Custumized dataset from JSON file

Oussama_Bouldjedri · January 19, 2022, 8:28pm

Iam working using JSON files, the structure of the file is :
{“data”: [{
“ID”:…,
“SensorName”:… ,
“DigitalValue”: …,
“AnalogValue”:… ,
“SchematicName”:…,
“Pin”:…,
“Enable”:…,
“TimeStamp”:…,

}]}

each file is made of many structure like the one above I was wondering how to write a custumized dataset for pythorch using this I get errors:

class JsonDataset(IterableDataset):
def init(self, files):
self.files = files
self.label=label
print('self files ',self.files)
input()

def __len__(self):
    
    return ()
         
def __getitem__(self, idx):
    print('get item hello')
    input()
    data = []
    for k, v in idx['data'][0].items():
        print('v is ',v)
        print()
        print('k is ',k)
        input()
        if type(v) == str:
            # convert it into int or float
            v=int(v)
            data.append(v)
            # and append into data
            
            
        else:
            
            data.append(v)
           
            
            
    torch_data = torch.Tensor(data)
    label=Y
    input()

thanks

nivek · January 19, 2022, 9:34pm

Hi, based on your code snippet, it doesn’t seem like your __getitem__ method is returning anything. Maybe try adding return torch_data at the end?

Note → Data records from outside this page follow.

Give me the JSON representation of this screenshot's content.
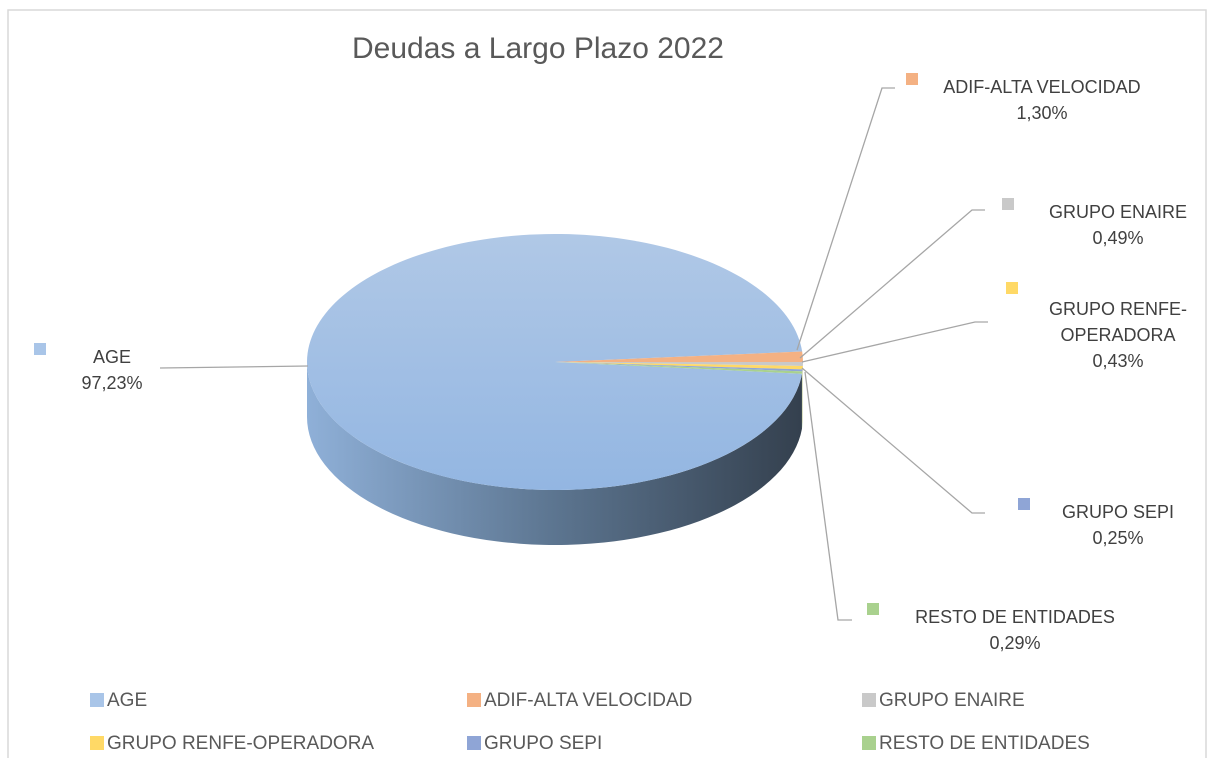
{
  "chart_data": {
    "type": "pie",
    "title": "Deudas a Largo Plazo 2022",
    "categories": [
      "AGE",
      "ADIF-ALTA VELOCIDAD",
      "GRUPO ENAIRE",
      "GRUPO RENFE-OPERADORA",
      "GRUPO SEPI",
      "RESTO DE ENTIDADES"
    ],
    "values": [
      97.23,
      1.3,
      0.49,
      0.43,
      0.25,
      0.29
    ],
    "value_labels": [
      "97,23%",
      "1,30%",
      "0,49%",
      "0,43%",
      "0,25%",
      "0,29%"
    ],
    "colors": [
      "#a9c5e8",
      "#f4b183",
      "#c9c9c9",
      "#ffd966",
      "#8fa5d6",
      "#a9d18e"
    ],
    "legend": "bottom"
  }
}
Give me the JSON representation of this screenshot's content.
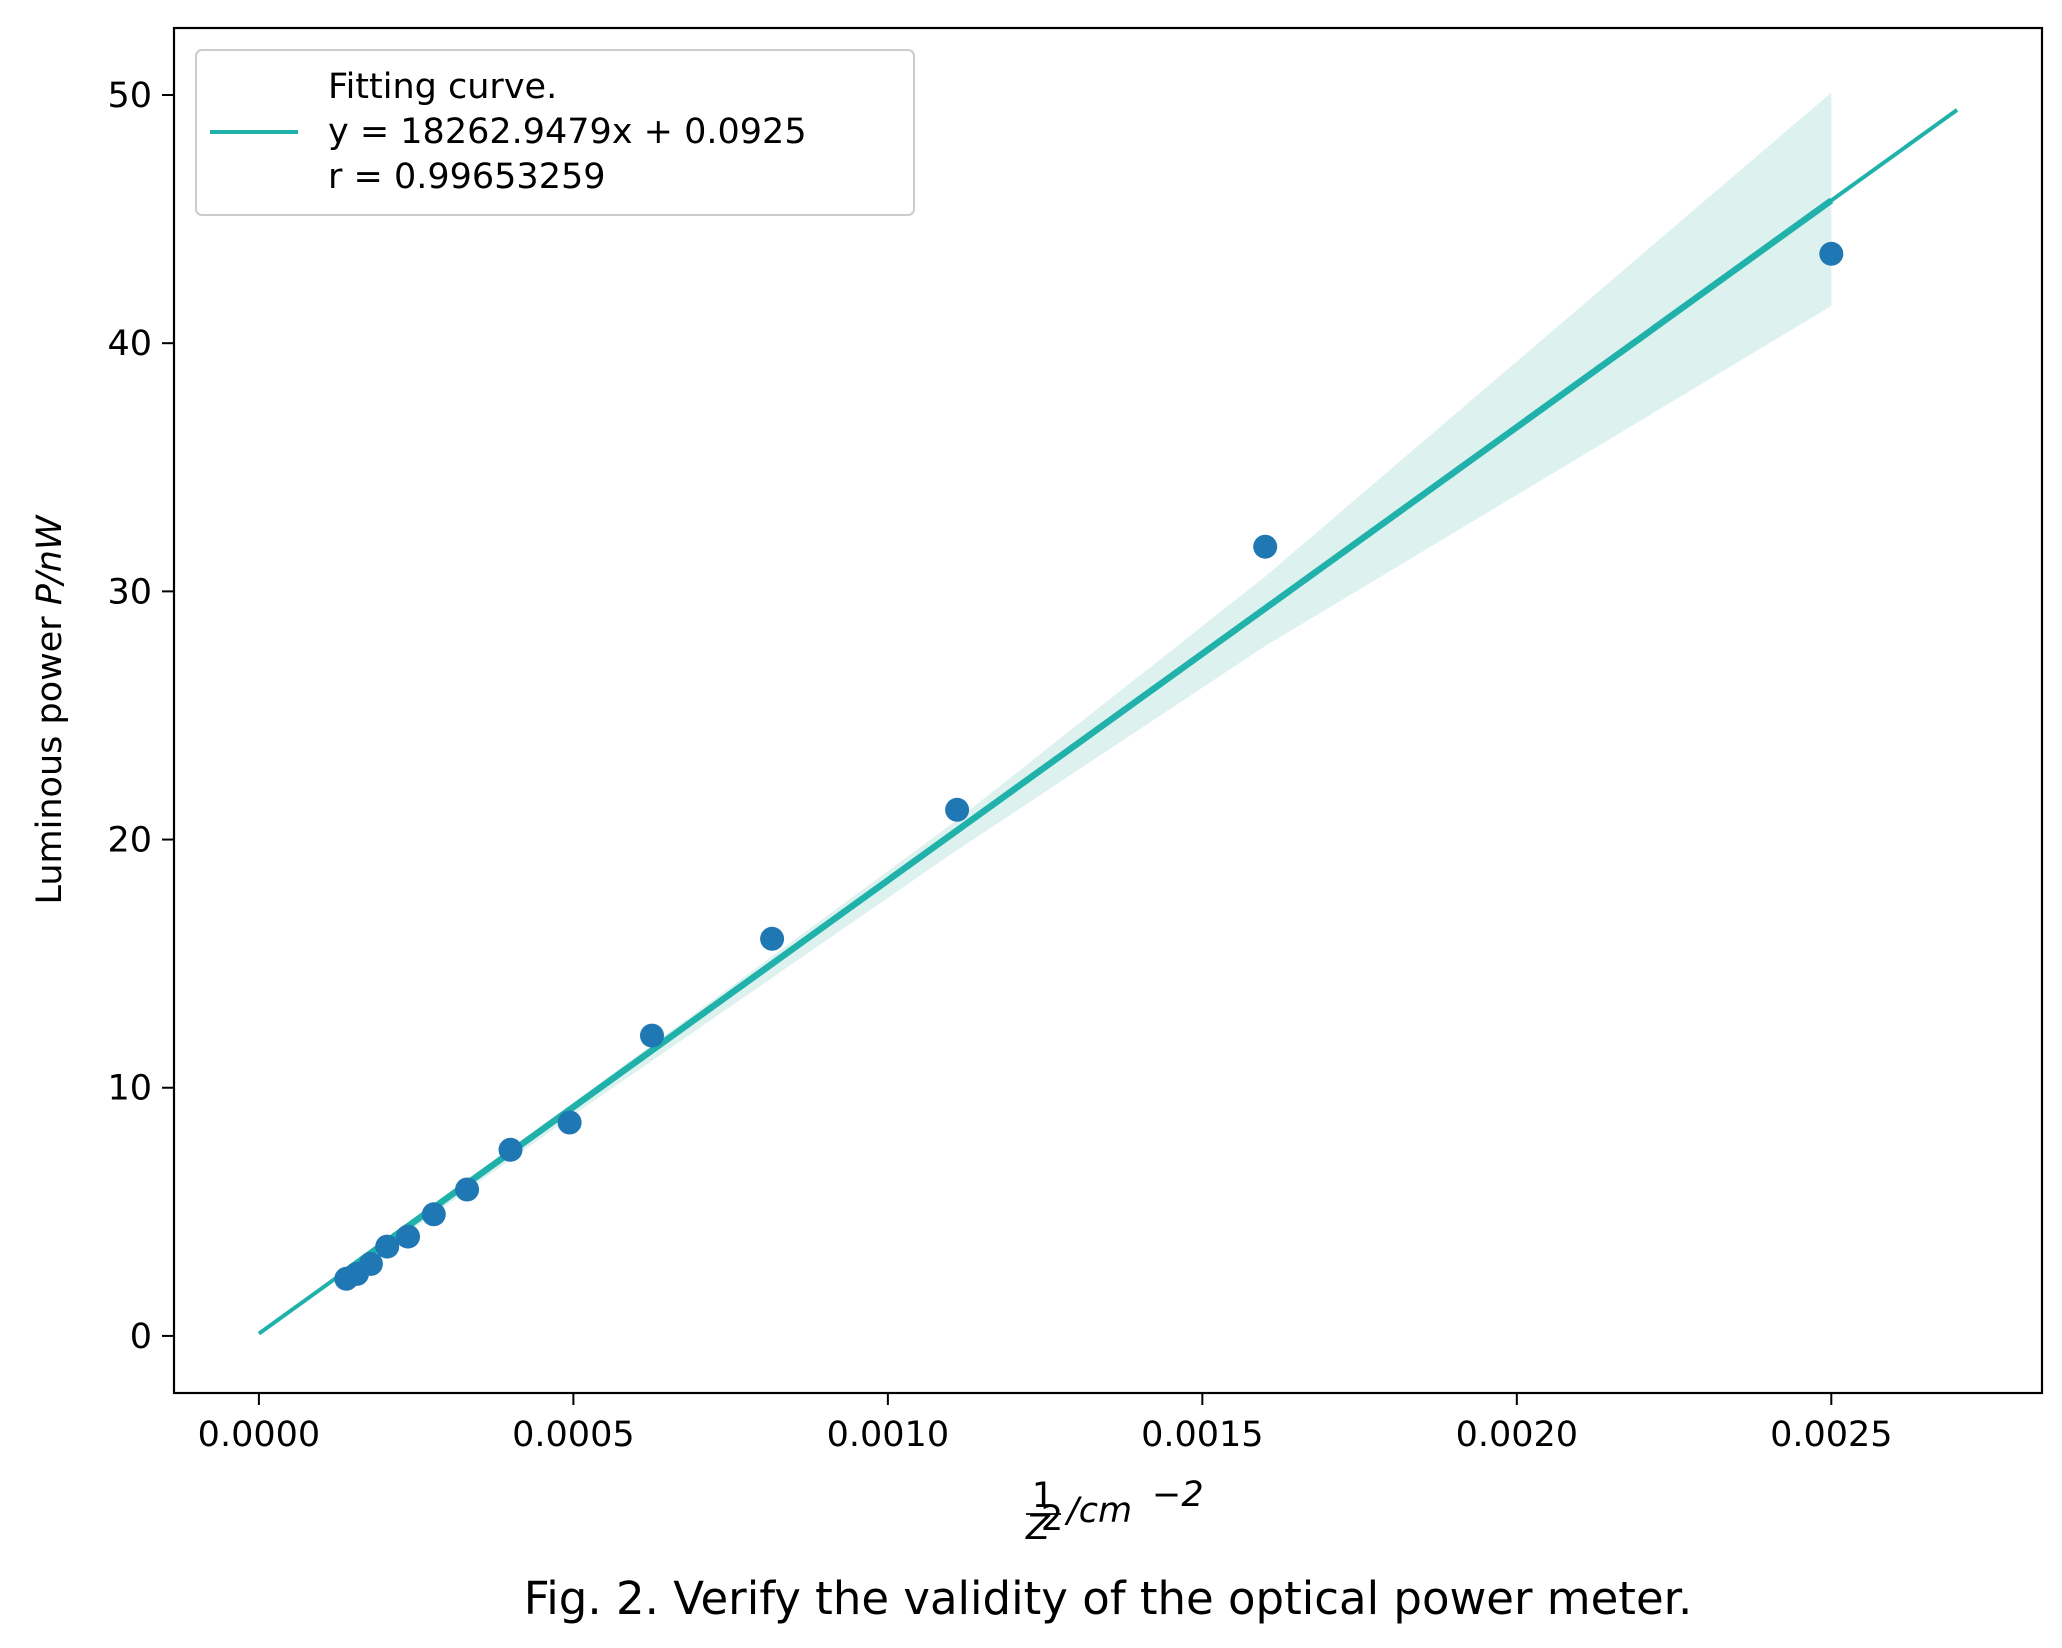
{
  "caption": "Fig. 2. Verify the validity of the optical power meter.",
  "chart_data": {
    "type": "scatter",
    "title": "",
    "xlabel": {
      "frac_num": "1",
      "frac_den": "Z",
      "frac_den_exp": "2",
      "unit": "/cm",
      "unit_exp": "−2"
    },
    "ylabel": {
      "prefix": "Luminous power ",
      "symbol": "P/nW"
    },
    "xlim": [
      -0.000135,
      0.002835
    ],
    "ylim": [
      -2.3,
      52.7
    ],
    "xticks": [
      0.0,
      0.0005,
      0.001,
      0.0015,
      0.002,
      0.0025
    ],
    "xtick_labels": [
      "0.0000",
      "0.0005",
      "0.0010",
      "0.0015",
      "0.0020",
      "0.0025"
    ],
    "yticks": [
      0,
      10,
      20,
      30,
      40,
      50
    ],
    "ytick_labels": [
      "0",
      "10",
      "20",
      "30",
      "40",
      "50"
    ],
    "grid": false,
    "legend_position": "top-left",
    "colors": {
      "points": "#1f77b4",
      "fit_line": "#20b2aa",
      "band": "#ddf1ef"
    },
    "series": [
      {
        "type": "scatter",
        "x": [
          0.0025,
          0.0016,
          0.00111,
          0.000816,
          0.000625,
          0.000494,
          0.0004,
          0.000331,
          0.000278,
          0.000237,
          0.000204,
          0.000178,
          0.000156,
          0.000139
        ],
        "y": [
          43.6,
          31.8,
          21.2,
          16.0,
          12.1,
          8.6,
          7.5,
          5.9,
          4.9,
          4.0,
          3.6,
          2.9,
          2.5,
          2.3
        ]
      },
      {
        "type": "line",
        "legend": [
          "Fitting curve.",
          "y = 18262.9479x + 0.0925",
          "r = 0.99653259"
        ],
        "slope": 18262.9479,
        "intercept": 0.0925,
        "x_range": [
          0.0,
          0.0027
        ],
        "fit_x_range": [
          0.000139,
          0.0025
        ],
        "band_x": [
          0.000139,
          0.0005,
          0.0011,
          0.0016,
          0.0025
        ],
        "band_upper": [
          2.7,
          9.4,
          20.6,
          30.6,
          50.1
        ],
        "band_lower": [
          2.4,
          8.9,
          19.4,
          27.8,
          41.5
        ]
      }
    ]
  }
}
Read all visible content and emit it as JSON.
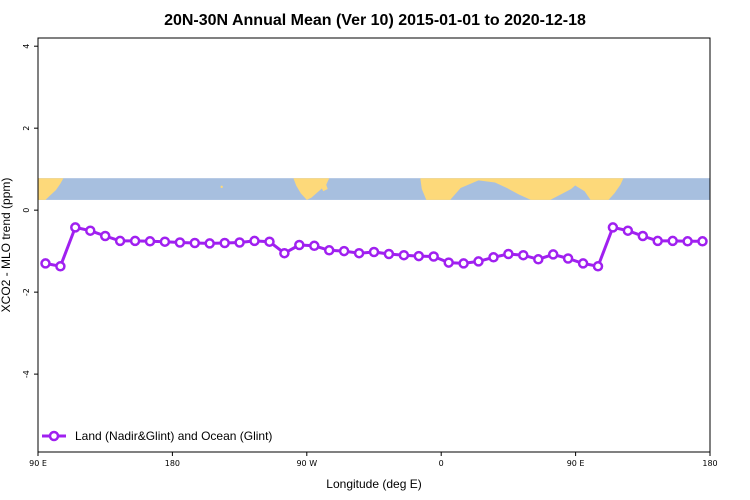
{
  "chart_data": {
    "type": "line",
    "title": "20N-30N Annual Mean (Ver 10)   2015-01-01 to 2020-12-18",
    "xlabel": "Longitude (deg E)",
    "ylabel": "XCO2 - MLO trend (ppm)",
    "xlim": [
      90,
      540
    ],
    "ylim": [
      -5.9,
      4.2
    ],
    "x_ticks": [
      {
        "value": 90,
        "label": "90 E"
      },
      {
        "value": 180,
        "label": "180"
      },
      {
        "value": 270,
        "label": "90 W"
      },
      {
        "value": 360,
        "label": "0"
      },
      {
        "value": 450,
        "label": "90 E"
      },
      {
        "value": 540,
        "label": "180"
      }
    ],
    "y_ticks": [
      {
        "value": 4,
        "label": "4"
      },
      {
        "value": 2,
        "label": "2"
      },
      {
        "value": 0,
        "label": "0"
      },
      {
        "value": -2,
        "label": "-2"
      },
      {
        "value": -4,
        "label": "-4"
      }
    ],
    "grid": false,
    "legend_position": "bottom-left",
    "map_band": {
      "y_min": 0.25,
      "y_max": 0.78,
      "ocean_color": "#a7bfdf",
      "land_color": "#fdd97a"
    },
    "series": [
      {
        "name": "Land (Nadir&Glint) and Ocean (Glint)",
        "color": "#a020f0",
        "x": [
          95,
          105,
          115,
          125,
          135,
          145,
          155,
          165,
          175,
          185,
          195,
          205,
          215,
          225,
          235,
          245,
          255,
          265,
          275,
          285,
          295,
          305,
          315,
          325,
          335,
          345,
          355,
          365,
          375,
          385,
          395,
          405,
          415,
          425,
          435,
          445,
          455,
          465,
          475,
          485,
          495,
          505,
          515,
          525,
          535
        ],
        "y": [
          -1.3,
          -1.37,
          -0.42,
          -0.5,
          -0.63,
          -0.75,
          -0.75,
          -0.76,
          -0.77,
          -0.79,
          -0.8,
          -0.81,
          -0.8,
          -0.79,
          -0.75,
          -0.77,
          -1.05,
          -0.85,
          -0.87,
          -0.98,
          -1.0,
          -1.05,
          -1.02,
          -1.07,
          -1.1,
          -1.12,
          -1.13,
          -1.28,
          -1.3,
          -1.25,
          -1.15,
          -1.07,
          -1.1,
          -1.2,
          -1.08,
          -1.18,
          -1.3,
          -1.37,
          -0.42,
          -0.5,
          -0.63,
          -0.75,
          -0.75,
          -0.76,
          -0.76
        ]
      }
    ]
  }
}
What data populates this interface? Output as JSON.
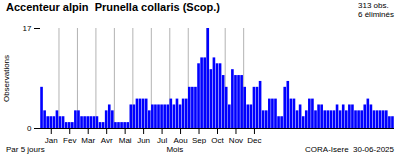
{
  "chart_data": {
    "type": "bar",
    "title": "Accenteur alpin  Prunella collaris (Scop.)",
    "annotations": [
      "313 obs.\n6 éliminés",
      "Par 5 jours",
      "CORA-Isere  30-06-2025"
    ],
    "xlabel": "Mois",
    "ylabel": "Observations",
    "categories": [
      null,
      null,
      null,
      "Jan",
      null,
      null,
      null,
      null,
      null,
      "Fev",
      null,
      null,
      null,
      null,
      null,
      "Mar",
      null,
      null,
      null,
      null,
      null,
      "Avr",
      null,
      null,
      null,
      null,
      null,
      "Mai",
      null,
      null,
      null,
      null,
      null,
      "Jun",
      null,
      null,
      null,
      null,
      null,
      "Jul",
      null,
      null,
      null,
      null,
      null,
      "Aou",
      null,
      null,
      null,
      null,
      null,
      "Sep",
      null,
      null,
      null,
      null,
      null,
      "Oct",
      null,
      null,
      null,
      null,
      null,
      "Nov",
      null,
      null,
      null,
      null,
      null,
      "Dec",
      null,
      null,
      null,
      null,
      null,
      null,
      null,
      null,
      null,
      null,
      null,
      null,
      null,
      null,
      null,
      null,
      null,
      null,
      null,
      null,
      null,
      null,
      null,
      null,
      null,
      null,
      null,
      null,
      null,
      null,
      null,
      null,
      null,
      null,
      null,
      null,
      null,
      null,
      null,
      null,
      null,
      null,
      null,
      null,
      null
    ],
    "values": [
      7,
      3,
      2,
      2,
      2,
      3,
      2,
      2,
      1,
      1,
      1,
      3,
      3,
      2,
      2,
      2,
      2,
      2,
      2,
      1,
      1,
      3,
      4,
      3,
      1,
      1,
      1,
      1,
      1,
      4,
      4,
      5,
      5,
      5,
      5,
      3,
      4,
      4,
      4,
      4,
      4,
      4,
      5,
      4,
      5,
      4,
      5,
      5,
      7,
      7,
      7,
      11,
      12,
      12,
      17,
      10,
      12,
      11,
      11,
      9,
      7,
      4,
      10,
      9,
      9,
      9,
      7,
      4,
      4,
      7,
      7,
      8,
      3,
      3,
      5,
      5,
      5,
      2,
      2,
      7,
      8,
      5,
      5,
      3,
      4,
      2,
      3,
      5,
      5,
      3,
      4,
      4,
      3,
      3,
      3,
      3,
      4,
      3,
      4,
      3,
      4,
      4,
      3,
      3,
      3,
      4,
      5,
      4,
      3,
      3,
      3,
      3,
      3,
      2,
      2
    ],
    "color": "#0000ff",
    "ylim": [
      0,
      17
    ],
    "yticks": [
      0,
      17
    ],
    "grid": true
  }
}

If you include your error message here, it will be helpful as well.

Oussama_Bouldjedri · January 20, 2022, 1:48am

thanks , I think my own issue is that I am not able to iterate my json file for which the structure is:

{“serial_number”:"…",“timestamp”:…,“data”:[…]}

do you have an idea about how to iterate this specefic type of structure ?

PS: i have many files so the structure of the second type is different compared to the one posted already

nivek · January 20, 2022, 4:07am

Depending JSON file structure and which level you would like to iterate through, it will be different.

If the JSON file is a list of entries, and each entry is a dict like this {“serial_number”:"…",“timestamp”:…,“data”:[…]}, then:

dictionaries = json.load(f)
for row in dictionaries:
    data = row['data']

If the JSON file is dict with keys such as “serial_number”, “timestamp”, “data” (i.e. {“serial_number”:"…",“timestamp”:…,“data”:[…]}) , then:

d = json.load(f)
serial_number = d['serial_number']
timestamp = d['timestamp']
data = d['data']
for point in data:
    # You can iterate through the data here, or you can just convert it to a Tensor

Oussama_Bouldjedri · January 20, 2022, 7:37pm

both lines of json.load(f) get me to this error:
raise JSONDecodeError(“Extra data”, s, end)

JSONDecodeError: Extra data

nivek · January 20, 2022, 7:51pm

It is hard to debug without being able to see the file that you are trying to load, but the answers here should help: Python json.loads shows ValueError: Extra data - Stack Overflow

Oussama_Bouldjedri · January 20, 2022, 9:54pm

it seems that my file is not well formatted some how linked to the {}, thnaks for the help.